Петроний понимающе кивнул и, разведя руки в стороны, с нарочитым вздохом заключил:
– Ну, не ты первый, и не ты последний, кого это интересует. Но мне кажется, ты в этом плане свой ресурс уже почти израсходовал. Ты Его просто загнал, как загоняют беговых лошадей. Увы, Он на последнем издыхании. Его плоть поизносилась, и хотя на первый взгляд он выглядит настоящим богатырем, на самом деле его основание начинает разрушаться.
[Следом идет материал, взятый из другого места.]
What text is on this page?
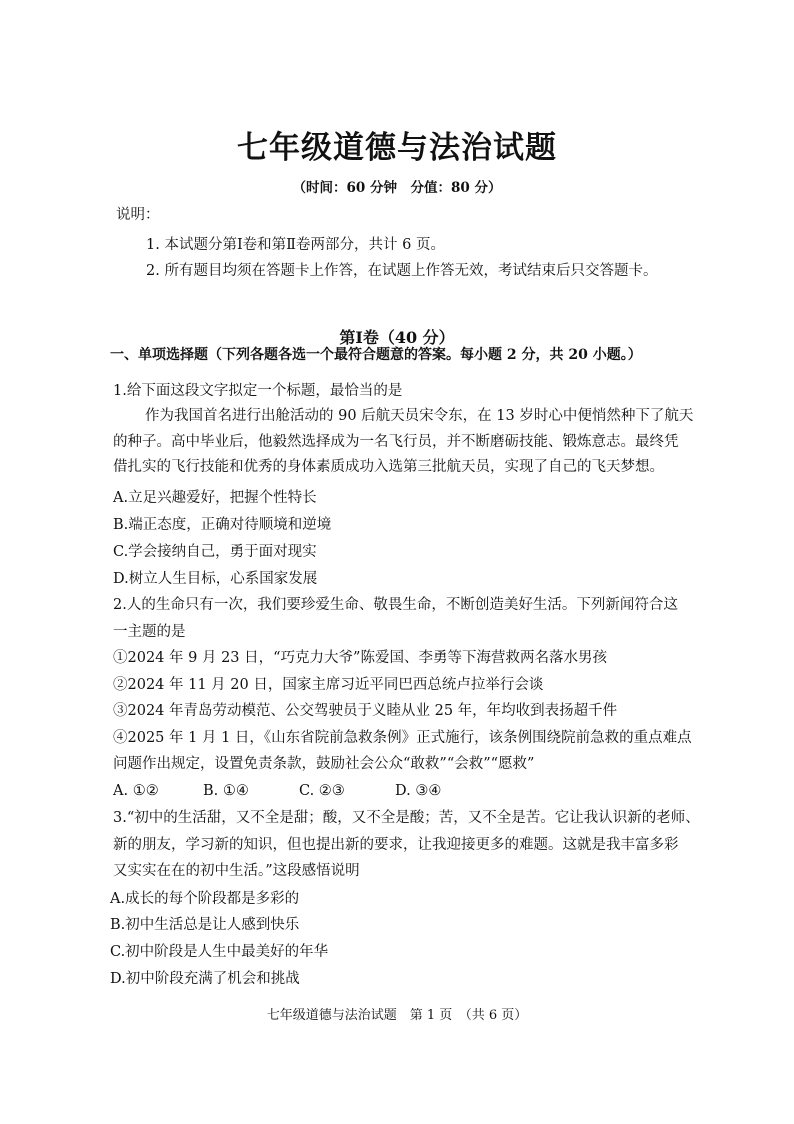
七年级道德与法治试题
（时间：60 分钟　分值：80 分）
说明：
1. 本试题分第Ⅰ卷和第Ⅱ卷两部分，共计 6 页。
2. 所有题目均须在答题卡上作答，在试题上作答无效，考试结束后只交答题卡。
第Ⅰ卷（40 分）
一、单项选择题（下列各题各选一个最符合题意的答案。每小题 2 分，共 20 小题。）
1.给下面这段文字拟定一个标题，最恰当的是
作为我国首名进行出舱活动的 90 后航天员宋令东，在 13 岁时心中便悄然种下了航天
的种子。高中毕业后，他毅然选择成为一名飞行员，并不断磨砺技能、锻炼意志。最终凭
借扎实的飞行技能和优秀的身体素质成功入选第三批航天员，实现了自己的飞天梦想。
A.立足兴趣爱好，把握个性特长
B.端正态度，正确对待顺境和逆境
C.学会接纳自己，勇于面对现实
D.树立人生目标，心系国家发展
2.人的生命只有一次，我们要珍爱生命、敬畏生命，不断创造美好生活。下列新闻符合这
一主题的是
①2024 年 9 月 23 日，“巧克力大爷”陈爱国、李勇等下海营救两名落水男孩
②2024 年 11 月 20 日，国家主席习近平同巴西总统卢拉举行会谈
③2024 年青岛劳动模范、公交驾驶员于义睦从业 25 年，年均收到表扬超千件
④2025 年 1 月 1 日，《山东省院前急救条例》正式施行，该条例围绕院前急救的重点难点
问题作出规定，设置免责条款，鼓励社会公众“敢救”“会救”“愿救”
A. ①②	B. ①④	C. ②③	D. ③④
3.“初中的生活甜，又不全是甜；酸，又不全是酸；苦，又不全是苦。它让我认识新的老师、
新的朋友，学习新的知识，但也提出新的要求，让我迎接更多的难题。这就是我丰富多彩
又实实在在的初中生活。”这段感悟说明
A.成长的每个阶段都是多彩的
B.初中生活总是让人感到快乐
C.初中阶段是人生中最美好的年华
D.初中阶段充满了机会和挑战
七年级道德与法治试题　第 1 页　（共 6 页）
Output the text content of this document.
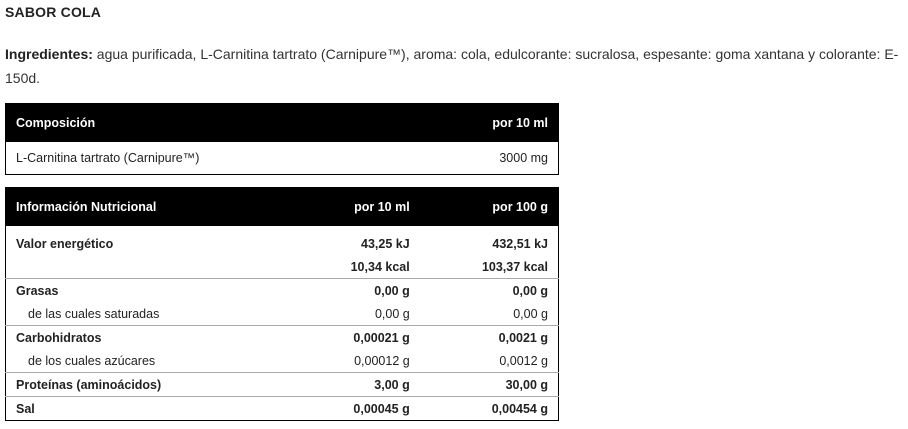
SABOR COLA
Ingredientes: agua purificada, L-Carnitina tartrato (Carnipure™), aroma: cola, edulcorante: sucralosa, espesante: goma xantana y colorante: E-150d.
Composición	por 10 ml
L-Carnitina tartrato (Carnipure™)	3000 mg
Información Nutricional	por 10 ml	por 100 g
Valor energético	43,25 kJ	432,51 kJ
	10,34 kcal	103,37 kcal
Grasas	0,00 g	0,00 g
de las cuales saturadas	0,00 g	0,00 g
Carbohidratos	0,00021 g	0,0021 g
de los cuales azúcares	0,00012 g	0,0012 g
Proteínas (aminoácidos)	3,00 g	30,00 g
Sal	0,00045 g	0,00454 g
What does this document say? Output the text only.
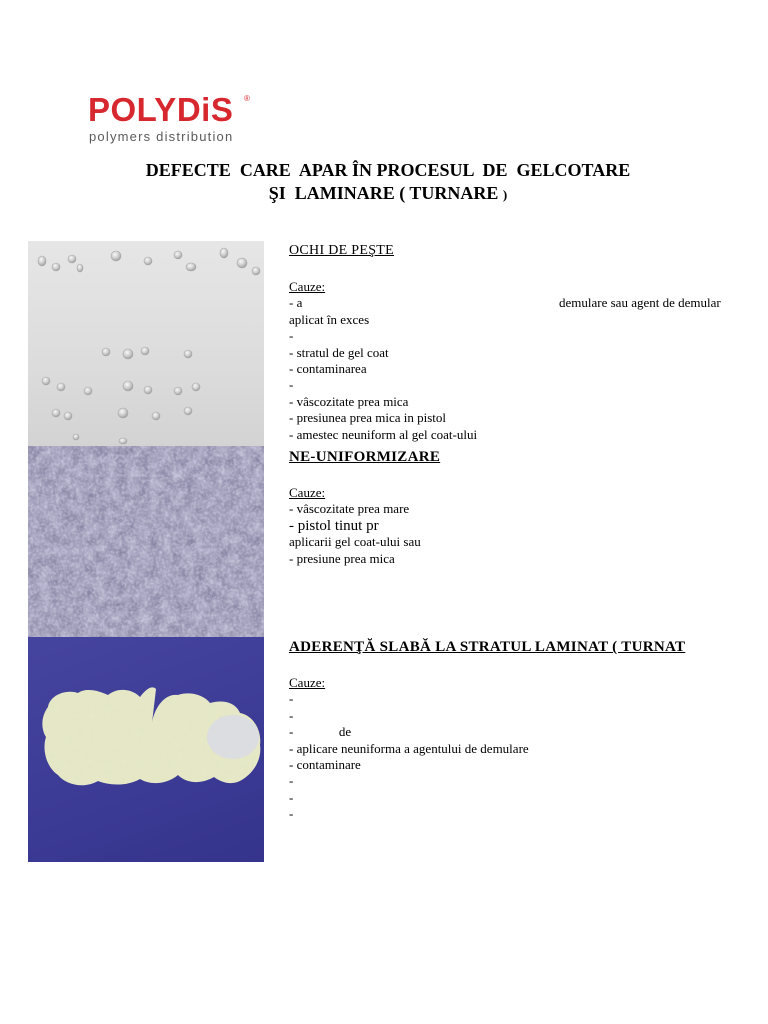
POLYDiS ®
polymers distribution
DEFECTE  CARE  APAR ÎN PROCESUL  DE  GELCOTARE
ŞI  LAMINARE ( TURNARE )
OCHI DE PEŞTE
Cauze:
- a	demulare sau agent de demular
aplicat în exces
-
- stratul de gel coat
- contaminarea
-
- vâscozitate prea mica
- presiunea prea mica in pistol
- amestec neuniform al gel coat-ului
NE-UNIFORMIZARE
Cauze:
- vâscozitate prea mare
- pistol tinut pr
aplicarii gel coat-ului sau
- presiune prea mica
ADERENŢĂ SLABĂ LA STRATUL LAMINAT ( TURNAT
Cauze:
-
-
-              de
- aplicare neuniforma a agentului de demulare
- contaminare
-
-
-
Словом, колосс на глиняных ногах. Поэтому будь разумным, не гони во весь опор и не забывай: всякая крайность есть родная сестра ограниченности…
Кто-то дернул за ручку двери, и доктор поднялся со стула.
– Можешь засупониваться, – сказал он. – И помни, сначала лед, а с завтрашнего дня спиртовые примочки… Но если не помогут, приходи, выпишу что-нибудь радикальное…
– А может, бодягой попробовать? Все-таки лед, можно простудить яички.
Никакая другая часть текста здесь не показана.